Architecting Materials of the Future

Architecting Materials of the Future

Architecture is constantly evolving as new material are discovered and created that could revolutionise the way we think about constructing the functional spaces of the future. We are now more than ever; we are combining raw materials and technologies to produce incredibly innovative components we can use to build structures are free from the traditional restraints of bricks and mortar.

As our future need emerge, architects and scientists have had to adapt their approaches and try to predict what material will be useful in the world of tomorrow. A wetter planet will see the need for substances that can remain dry and global warming could see temperature soar and so habitats will have to incorporate breathable and lightweight elements to them.

There are some things that we will always associate with traditional raw materials; houses are made of bricks, sheds are made from wood and buildings are made from steel. Steel is a material that has been used for hundreds of years to create strong and stable structures and it is an incredibly versatile material. Companies like Armstrong Steel are on the rise and providing a wide array of steel buildings that you can have built within a day. These can be used for everything from a garage to a storage unit.
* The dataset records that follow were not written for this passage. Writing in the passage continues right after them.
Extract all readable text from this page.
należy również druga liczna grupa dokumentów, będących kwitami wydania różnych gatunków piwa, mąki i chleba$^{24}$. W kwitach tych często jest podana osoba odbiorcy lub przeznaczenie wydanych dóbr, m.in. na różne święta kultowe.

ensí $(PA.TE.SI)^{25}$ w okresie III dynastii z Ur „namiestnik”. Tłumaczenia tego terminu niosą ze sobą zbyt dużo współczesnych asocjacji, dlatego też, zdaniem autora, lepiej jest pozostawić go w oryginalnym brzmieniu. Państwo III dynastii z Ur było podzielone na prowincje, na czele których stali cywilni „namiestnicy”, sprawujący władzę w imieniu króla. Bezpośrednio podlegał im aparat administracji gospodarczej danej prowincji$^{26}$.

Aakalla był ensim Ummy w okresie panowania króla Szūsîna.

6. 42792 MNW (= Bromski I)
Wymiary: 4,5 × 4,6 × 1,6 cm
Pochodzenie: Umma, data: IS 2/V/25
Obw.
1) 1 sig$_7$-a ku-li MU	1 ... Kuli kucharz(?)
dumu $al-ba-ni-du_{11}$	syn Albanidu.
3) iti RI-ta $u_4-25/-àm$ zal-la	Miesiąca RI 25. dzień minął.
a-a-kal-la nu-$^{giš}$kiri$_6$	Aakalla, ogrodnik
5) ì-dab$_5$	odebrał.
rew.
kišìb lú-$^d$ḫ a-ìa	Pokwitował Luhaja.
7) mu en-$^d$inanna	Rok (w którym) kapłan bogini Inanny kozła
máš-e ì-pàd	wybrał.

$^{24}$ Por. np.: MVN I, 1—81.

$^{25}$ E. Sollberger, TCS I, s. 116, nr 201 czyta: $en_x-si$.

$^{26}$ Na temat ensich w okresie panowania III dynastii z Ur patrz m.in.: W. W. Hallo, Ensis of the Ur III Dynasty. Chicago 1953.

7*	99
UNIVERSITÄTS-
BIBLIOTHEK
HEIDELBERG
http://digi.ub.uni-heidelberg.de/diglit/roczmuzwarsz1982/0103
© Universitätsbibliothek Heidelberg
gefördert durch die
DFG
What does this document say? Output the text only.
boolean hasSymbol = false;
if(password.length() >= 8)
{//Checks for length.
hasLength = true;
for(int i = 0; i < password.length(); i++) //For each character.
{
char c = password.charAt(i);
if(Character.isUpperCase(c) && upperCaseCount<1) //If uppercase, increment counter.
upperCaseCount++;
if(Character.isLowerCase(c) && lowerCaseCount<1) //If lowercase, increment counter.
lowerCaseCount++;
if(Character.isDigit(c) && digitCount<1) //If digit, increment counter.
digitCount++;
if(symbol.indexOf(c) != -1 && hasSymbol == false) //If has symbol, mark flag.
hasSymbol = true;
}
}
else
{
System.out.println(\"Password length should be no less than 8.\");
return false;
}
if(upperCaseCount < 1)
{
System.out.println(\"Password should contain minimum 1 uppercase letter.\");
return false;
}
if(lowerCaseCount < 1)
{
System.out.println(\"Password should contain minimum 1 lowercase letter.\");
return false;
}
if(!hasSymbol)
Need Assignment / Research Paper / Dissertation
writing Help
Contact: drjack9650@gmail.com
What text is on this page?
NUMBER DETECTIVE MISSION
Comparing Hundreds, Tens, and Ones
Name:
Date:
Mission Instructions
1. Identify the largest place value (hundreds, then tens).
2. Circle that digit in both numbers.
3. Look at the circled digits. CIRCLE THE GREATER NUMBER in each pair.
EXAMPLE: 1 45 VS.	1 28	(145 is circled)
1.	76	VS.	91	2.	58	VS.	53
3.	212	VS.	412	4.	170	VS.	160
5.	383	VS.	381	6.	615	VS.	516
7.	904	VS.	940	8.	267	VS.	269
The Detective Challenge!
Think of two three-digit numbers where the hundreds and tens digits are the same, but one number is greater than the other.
Steel is a material that will continue to be used in the future as it is also recyclable unlike other materials such as plastic.

American engineers have developed a new technique for treating wood by initially boiling it with a mixture of Sodium Hydroxide (NaOH) and Sodium Sulfite (Na2SO3) to eliminate lignin fibres and hemicellulose which is a component of the plant’s cell wall. Once these have been removed the wood is then crushed under heat to create incredibly strong nanofibres. This could completely transform the way wood is used as softer types that are commonly overlooked due to their lack of structural integrity could now be used to great versatility.

Nano wood can also be extremely insulating as the bonded cellulose fibres provide a high mechanical strength and with the potential to up to thirty times more thermal insulation that the best silica aerogels, this innovative material could find great use in cold climates.

Many of the existing building structures today were developed in the age of concrete where this durable and cheap component was considered the ideal material to build with. Fast-forward to today and those buildings are now suffering from damage that if not properly dealt with, can lead to expensive repairs.

Taking inspiration from how the body heals itself, researchers at Binghamton University have developed self-healing concrete using fungi called Trichoderma reesei that acts as a sealant when added to concrete.

When a crack appears in the building, the fungal spores will start to germinate producing calcium carbonate (CaCO3) in response to the leakage of water and oxygen into the crack from exposure to the elements. The spores will completely fill in these cracks preventing structural decay and the best part is that this process is on-going meaning the building will continue to heal itself for many years to come without the need for human intervention.

Plastic is a huge problem today and on-going research into how we can modify these non-biodegradable materials continues. Harvard Scientists, however, have taken a step closer to achieving a smart solution to the problem by creating a bio-plastic made from the shells of shrimp. Influenced by how hardwearing the shells are and by utilising the glucose derivative chitin contained within them they have been able to generate a material that is biodegradable, inexpensive has the strength of aluminium whilst having half the mass.

If mass produced, this could start to reverse the current devastating plastics trend and see a reduction in pollution in the world oceans.

You may have heard of graphene and the buzz surrounding this ‘wonder material’ – well the hype is well-founded. Graphene is a type of carbon that sees the atom arranged hexagonally that overlap to form layers that can slide over each other. The material has impressive strength and is incredibly light and researchers at MIT have been working hard give it 3D real-world applications.

When modelled in a sponge-like fashion the material takes on amazing strength properties, becoming ten times stronger than steel. This is due to the arrangement of atoms allowing for incremental deformation demonstrating outstanding tensile strength.

MIT is optimistic about the future of this super-material’s use in architecture and predicts that it will be one day used to construct bridges and other flexible large structures.

Innovative materials are constantly being developed and this is vital to meet the growing and ever-changing demands of an expanding population and dynamic planet. Architects themselves are now planning the building of tomorrow with these challenges mind and are turning to researchers at the cutting edge to help them. From living buildings to super woods, inspiration is being sought from the most unlikely of places to help create the architecture of the future.